筆者は先日、「Windowsが取り入れるべきLinuxの美点10選」という記事を執筆した。このため今回は、Windowsの持っている特長のなかから、Linuxにも取り入れてほしいと思うものを10個採り上げている。なお筆者は本記事において、典型的なLinux信奉者になりきり、Windowsには他のOSに取り入れられれば良いと思えるような特長など何もないというジョークを飛ばすつもりはない。Windowsには素晴らしい特長があるということは皆も分かっているはずだ。とは言うものの、本記事のなかには、OS自体の特長というよりもコミュニティやビジネスモデルの特長というべきものもいくつか含まれている。
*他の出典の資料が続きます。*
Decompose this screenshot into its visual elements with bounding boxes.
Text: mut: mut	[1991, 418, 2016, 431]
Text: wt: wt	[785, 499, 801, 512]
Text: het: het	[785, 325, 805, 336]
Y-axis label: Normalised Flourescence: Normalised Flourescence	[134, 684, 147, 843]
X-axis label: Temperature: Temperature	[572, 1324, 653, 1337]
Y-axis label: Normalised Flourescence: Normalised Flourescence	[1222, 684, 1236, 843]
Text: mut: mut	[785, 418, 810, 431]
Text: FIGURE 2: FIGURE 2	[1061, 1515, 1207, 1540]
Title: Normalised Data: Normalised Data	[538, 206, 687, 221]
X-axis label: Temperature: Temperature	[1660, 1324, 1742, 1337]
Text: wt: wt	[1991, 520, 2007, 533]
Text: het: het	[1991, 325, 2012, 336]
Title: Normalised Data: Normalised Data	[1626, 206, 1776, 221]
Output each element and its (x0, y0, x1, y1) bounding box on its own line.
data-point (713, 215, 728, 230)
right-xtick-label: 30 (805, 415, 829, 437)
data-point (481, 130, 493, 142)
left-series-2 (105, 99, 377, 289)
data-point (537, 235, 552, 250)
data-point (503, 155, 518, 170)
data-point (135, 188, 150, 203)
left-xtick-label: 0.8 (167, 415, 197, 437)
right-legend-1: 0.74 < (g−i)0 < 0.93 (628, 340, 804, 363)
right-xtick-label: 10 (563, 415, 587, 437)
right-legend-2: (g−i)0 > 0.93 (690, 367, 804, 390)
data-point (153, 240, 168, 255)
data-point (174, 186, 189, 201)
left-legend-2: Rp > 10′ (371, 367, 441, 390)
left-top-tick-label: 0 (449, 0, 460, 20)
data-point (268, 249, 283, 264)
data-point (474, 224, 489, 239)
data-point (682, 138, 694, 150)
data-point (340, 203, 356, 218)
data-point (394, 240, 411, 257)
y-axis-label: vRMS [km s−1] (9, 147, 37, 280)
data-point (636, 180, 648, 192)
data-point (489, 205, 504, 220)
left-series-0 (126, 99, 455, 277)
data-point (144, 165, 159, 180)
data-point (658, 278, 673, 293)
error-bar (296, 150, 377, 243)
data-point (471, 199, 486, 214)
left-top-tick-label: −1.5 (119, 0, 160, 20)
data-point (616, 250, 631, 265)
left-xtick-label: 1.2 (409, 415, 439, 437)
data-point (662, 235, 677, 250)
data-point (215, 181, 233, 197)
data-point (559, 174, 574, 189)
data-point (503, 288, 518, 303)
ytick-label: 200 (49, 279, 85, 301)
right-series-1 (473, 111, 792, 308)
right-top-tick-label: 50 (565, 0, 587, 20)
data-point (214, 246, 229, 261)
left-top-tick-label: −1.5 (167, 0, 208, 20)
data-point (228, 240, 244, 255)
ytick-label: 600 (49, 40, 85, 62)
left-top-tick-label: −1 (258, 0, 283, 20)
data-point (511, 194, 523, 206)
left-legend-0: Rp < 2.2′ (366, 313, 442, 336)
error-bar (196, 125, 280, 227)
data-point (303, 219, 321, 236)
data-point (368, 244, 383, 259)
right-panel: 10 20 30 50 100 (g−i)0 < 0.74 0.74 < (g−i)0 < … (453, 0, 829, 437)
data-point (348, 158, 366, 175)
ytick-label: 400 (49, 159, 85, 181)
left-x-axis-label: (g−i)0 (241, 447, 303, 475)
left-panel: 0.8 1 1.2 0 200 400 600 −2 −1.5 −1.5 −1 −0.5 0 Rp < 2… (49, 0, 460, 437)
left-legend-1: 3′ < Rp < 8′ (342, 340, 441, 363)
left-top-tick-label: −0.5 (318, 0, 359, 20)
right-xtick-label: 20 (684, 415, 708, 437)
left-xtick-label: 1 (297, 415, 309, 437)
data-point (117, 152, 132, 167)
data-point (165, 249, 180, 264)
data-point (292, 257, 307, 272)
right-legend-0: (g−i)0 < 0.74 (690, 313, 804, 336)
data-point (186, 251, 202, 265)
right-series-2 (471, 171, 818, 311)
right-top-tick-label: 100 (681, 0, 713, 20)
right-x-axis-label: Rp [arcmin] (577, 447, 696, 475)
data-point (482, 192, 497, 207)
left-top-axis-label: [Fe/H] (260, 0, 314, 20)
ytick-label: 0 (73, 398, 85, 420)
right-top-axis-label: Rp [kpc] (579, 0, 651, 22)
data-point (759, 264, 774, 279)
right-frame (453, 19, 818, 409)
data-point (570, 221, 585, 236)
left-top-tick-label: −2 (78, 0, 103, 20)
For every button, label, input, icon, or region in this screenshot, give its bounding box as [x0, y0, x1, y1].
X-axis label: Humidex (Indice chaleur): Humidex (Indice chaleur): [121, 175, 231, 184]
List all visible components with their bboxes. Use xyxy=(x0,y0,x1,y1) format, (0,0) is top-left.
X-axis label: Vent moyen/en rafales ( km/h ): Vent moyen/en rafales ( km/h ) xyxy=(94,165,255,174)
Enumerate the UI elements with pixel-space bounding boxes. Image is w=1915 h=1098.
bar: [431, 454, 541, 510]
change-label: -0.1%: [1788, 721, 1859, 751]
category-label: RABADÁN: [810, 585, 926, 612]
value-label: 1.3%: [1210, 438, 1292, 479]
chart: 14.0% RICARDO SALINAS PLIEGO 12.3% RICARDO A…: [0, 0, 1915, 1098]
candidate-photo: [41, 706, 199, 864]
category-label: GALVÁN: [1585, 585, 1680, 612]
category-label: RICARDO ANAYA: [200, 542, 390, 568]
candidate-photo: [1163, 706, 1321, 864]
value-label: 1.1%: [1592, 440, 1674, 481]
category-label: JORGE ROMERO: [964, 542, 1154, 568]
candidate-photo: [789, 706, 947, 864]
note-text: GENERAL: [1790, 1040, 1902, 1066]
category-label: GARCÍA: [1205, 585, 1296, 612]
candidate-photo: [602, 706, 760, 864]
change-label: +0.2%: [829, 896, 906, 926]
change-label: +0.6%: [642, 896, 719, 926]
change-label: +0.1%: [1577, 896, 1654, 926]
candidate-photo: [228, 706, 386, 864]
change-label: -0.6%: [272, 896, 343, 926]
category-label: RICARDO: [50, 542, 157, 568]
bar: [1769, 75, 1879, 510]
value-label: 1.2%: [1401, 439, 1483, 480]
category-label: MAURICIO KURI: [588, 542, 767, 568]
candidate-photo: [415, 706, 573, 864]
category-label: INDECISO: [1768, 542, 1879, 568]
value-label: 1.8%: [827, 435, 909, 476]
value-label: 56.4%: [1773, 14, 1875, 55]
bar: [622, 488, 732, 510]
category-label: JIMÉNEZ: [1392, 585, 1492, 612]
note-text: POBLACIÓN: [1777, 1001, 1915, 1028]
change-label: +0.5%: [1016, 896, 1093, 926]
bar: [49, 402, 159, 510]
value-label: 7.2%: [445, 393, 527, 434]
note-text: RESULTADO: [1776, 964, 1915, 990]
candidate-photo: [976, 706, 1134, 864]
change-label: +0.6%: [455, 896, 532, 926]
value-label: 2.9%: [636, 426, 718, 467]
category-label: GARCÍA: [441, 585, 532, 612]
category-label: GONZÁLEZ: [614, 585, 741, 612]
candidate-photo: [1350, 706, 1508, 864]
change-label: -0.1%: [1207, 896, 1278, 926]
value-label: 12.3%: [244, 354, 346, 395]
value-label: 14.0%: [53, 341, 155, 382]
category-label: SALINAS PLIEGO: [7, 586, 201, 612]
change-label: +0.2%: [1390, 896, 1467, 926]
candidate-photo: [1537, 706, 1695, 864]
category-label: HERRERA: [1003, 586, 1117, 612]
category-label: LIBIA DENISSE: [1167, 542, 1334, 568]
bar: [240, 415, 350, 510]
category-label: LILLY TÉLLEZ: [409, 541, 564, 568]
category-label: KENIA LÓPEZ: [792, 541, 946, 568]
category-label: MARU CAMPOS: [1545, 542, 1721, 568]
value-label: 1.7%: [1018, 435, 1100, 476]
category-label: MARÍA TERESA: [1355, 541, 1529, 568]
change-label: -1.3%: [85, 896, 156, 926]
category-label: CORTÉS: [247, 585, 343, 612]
断り書きを述べたところで、さっそくWindowsの世界に分け入ってみることにしよう。
#1:マーケティング
まず最初に、重要なものを挙げておく必要があるだろう。Microsoftよりも優れたマーケティングを行うIT企業はおそらく1社のみ--すなわちAppleだけだろう。とは言うものの、「おそらく」というところを強調しておく必要がある。そして、Linuxのマーケティングが十分ではなく、効果的でない(あるいは欠けていると言ってもよい)ということは周知の事実である。筆者は、LinuxがWindowsと同等のマーケティングを行えたとすれば、OS戦争の勝者になるだろうと確信している。
#2:ハードウェアに対するサポート
この項目に関しては、あまり声高に言う気になれない。Linuxのハードウェアサポートは一昔前に比べれば劇的に改善されているからだ。とは言うものの、まだまだ改善の余地が大きく残されている分野もある。具体的に言えば、ワイヤレス分野だ。Linux上でワイヤレス接続を行えない理由はたいていの場合、該当ワイヤレス機器のチップセットがサポートされていないというものである。以前に比べると、サポートされていないチップセットはかなり減ってきているとはいえ、未だに存在している。Linuxの潜在的な新規ユーザーがこういった問題に遭遇すると、該当機器が稼働するとわかっているWindowsを使い続けようという気になってしまうだろう。Windowsの場合、ドライバ探しに1時間(あるいは1日)を費やすこともあるかもしれないが、探せば必ず見つかると分かっているのだ。
#3:スマートフォンとの同期
あなたの使用しているスマートフォンが何であれ、それを利用する最大のメリットの1つは、PCと同期できるというものであるはずだ。少なくともWindowsでは、そういったことが可能である。しかし、Linuxマシンとスマートフォンを接続した場合、多くの機種で何らかの機能に制限が課されてしまう。OSにAndroidを採用している筆者のHTC Heroでさえも、Linuxとの同期を行うことができない。Android携帯に楽曲を追加することはできる。しかし、連絡先やカレンダー、電子メールをEvolutionやKMailと同期させようとすると、果てしない悪夢に悩まされることになる。一方、Windowsではこういった作業がごく簡単に行えるようになっている。